The plan has been awarded a $20 million federal grant under the U. S. Department of Housing and Urban Development’s HOPE VI program.
However, Goodman said plans for a later phase to add single-family houses that would be sold to residents are on hold because of tight credit markets.
“We put that on hold partly because we had to figure out the soils issue, which we have done,” Goodman said. “Now with the homeownership and mortgage market as it is, it’s very difficult to do subsidized homeownership for low income folks.”
Goodman said Norstar still intends to build the homeownership units but is currently focused on the first phase of the project.
“We want to get this neighborhood done so that homeowners will also see that things have changed out there and it will be an inviting place to own a home,” Goodman said. “In the meantime, we hope that the mortgage market will strengthen a little bit.”
Demolition of the existing Center Court apartments would begin during the second phase of the project after some residents move to the new units constructed in phase one.
The city’s Planning Board on Wednesday unanimously granted an 18-month extension for the construction of 115 rental units in the first phase of the project.
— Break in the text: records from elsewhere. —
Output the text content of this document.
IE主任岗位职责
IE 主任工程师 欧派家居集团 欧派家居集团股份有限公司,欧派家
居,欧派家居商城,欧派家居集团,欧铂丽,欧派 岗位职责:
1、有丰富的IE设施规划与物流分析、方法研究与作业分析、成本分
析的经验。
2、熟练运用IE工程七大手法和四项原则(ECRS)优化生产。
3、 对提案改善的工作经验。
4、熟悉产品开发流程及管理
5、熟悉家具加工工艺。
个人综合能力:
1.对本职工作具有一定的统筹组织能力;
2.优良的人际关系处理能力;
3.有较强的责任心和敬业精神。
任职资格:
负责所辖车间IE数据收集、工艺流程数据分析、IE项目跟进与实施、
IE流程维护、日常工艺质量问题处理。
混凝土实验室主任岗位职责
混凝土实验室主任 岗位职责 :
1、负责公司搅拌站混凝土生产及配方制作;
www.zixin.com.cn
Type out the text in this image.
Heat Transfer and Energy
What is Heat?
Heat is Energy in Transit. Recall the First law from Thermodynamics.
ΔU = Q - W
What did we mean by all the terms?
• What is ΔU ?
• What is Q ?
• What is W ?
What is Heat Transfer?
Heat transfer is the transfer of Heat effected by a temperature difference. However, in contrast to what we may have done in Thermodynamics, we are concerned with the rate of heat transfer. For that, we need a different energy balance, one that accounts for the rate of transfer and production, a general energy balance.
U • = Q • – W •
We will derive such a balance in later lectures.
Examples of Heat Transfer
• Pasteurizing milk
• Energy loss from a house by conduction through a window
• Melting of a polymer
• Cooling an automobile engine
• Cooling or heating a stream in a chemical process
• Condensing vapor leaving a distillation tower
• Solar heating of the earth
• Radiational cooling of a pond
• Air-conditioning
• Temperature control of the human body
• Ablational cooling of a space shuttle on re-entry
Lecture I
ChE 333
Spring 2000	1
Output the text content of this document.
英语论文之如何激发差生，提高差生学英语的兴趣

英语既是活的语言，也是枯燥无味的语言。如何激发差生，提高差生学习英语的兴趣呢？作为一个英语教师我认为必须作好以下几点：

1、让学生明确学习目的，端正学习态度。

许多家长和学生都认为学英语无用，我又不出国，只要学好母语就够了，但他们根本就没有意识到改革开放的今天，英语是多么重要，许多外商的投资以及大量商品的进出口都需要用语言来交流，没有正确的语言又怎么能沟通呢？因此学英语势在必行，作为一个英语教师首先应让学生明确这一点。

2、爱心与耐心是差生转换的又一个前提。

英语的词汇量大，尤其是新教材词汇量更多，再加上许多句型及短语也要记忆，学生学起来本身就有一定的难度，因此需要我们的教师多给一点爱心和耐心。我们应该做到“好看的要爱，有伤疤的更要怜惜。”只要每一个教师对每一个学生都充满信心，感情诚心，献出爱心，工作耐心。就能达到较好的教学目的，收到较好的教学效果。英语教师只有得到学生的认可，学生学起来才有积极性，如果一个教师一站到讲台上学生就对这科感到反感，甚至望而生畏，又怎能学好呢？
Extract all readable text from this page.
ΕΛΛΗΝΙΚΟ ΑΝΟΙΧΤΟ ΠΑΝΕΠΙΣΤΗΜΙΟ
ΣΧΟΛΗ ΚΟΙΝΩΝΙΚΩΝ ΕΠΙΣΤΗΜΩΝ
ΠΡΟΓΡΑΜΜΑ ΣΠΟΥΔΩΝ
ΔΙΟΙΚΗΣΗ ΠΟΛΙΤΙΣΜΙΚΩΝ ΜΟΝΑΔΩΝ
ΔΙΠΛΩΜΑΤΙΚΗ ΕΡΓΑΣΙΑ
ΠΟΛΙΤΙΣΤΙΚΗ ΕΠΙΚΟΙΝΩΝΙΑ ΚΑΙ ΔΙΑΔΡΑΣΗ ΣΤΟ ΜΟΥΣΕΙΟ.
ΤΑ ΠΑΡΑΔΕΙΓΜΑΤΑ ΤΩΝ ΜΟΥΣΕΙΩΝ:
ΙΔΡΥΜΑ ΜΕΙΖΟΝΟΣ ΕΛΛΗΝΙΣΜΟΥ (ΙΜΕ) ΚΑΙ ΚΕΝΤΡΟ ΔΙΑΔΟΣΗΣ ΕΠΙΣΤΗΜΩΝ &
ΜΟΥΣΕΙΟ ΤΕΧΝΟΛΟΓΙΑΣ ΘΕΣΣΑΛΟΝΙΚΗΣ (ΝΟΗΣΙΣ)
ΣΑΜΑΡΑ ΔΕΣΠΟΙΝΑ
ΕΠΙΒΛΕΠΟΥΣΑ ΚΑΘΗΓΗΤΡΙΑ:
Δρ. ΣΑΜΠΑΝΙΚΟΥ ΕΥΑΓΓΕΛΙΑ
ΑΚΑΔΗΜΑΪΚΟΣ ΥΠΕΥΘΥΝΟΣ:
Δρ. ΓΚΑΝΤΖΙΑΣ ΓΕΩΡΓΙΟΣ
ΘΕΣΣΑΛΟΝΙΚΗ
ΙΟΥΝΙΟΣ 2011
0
Without the extension, the city’s site plan approval for the project would have run out this Saturday.
The first phase of the project will cost about $30 million, Goodman said.
The project was delayed last year as city, county and state agencies reviewed soil samples from the site and worked out a plan to remediate the ash from the park.
Officials believe the ash was dumped on the site from a municipal incinerator that operated in the neighborhood in the 1930s.
A soils management plan for the project previously called for moving the ash to city-owned land south of Centre Avenue next to a rail line. After discussions with city, county and state officials, Norstar agreed to draw up a new plan in which the ash will be taken to a landfill.
The city has agreed to use up to $3 million of its casino revenue to pay for the ash removal, in addition to $2 million it has already committed to the project.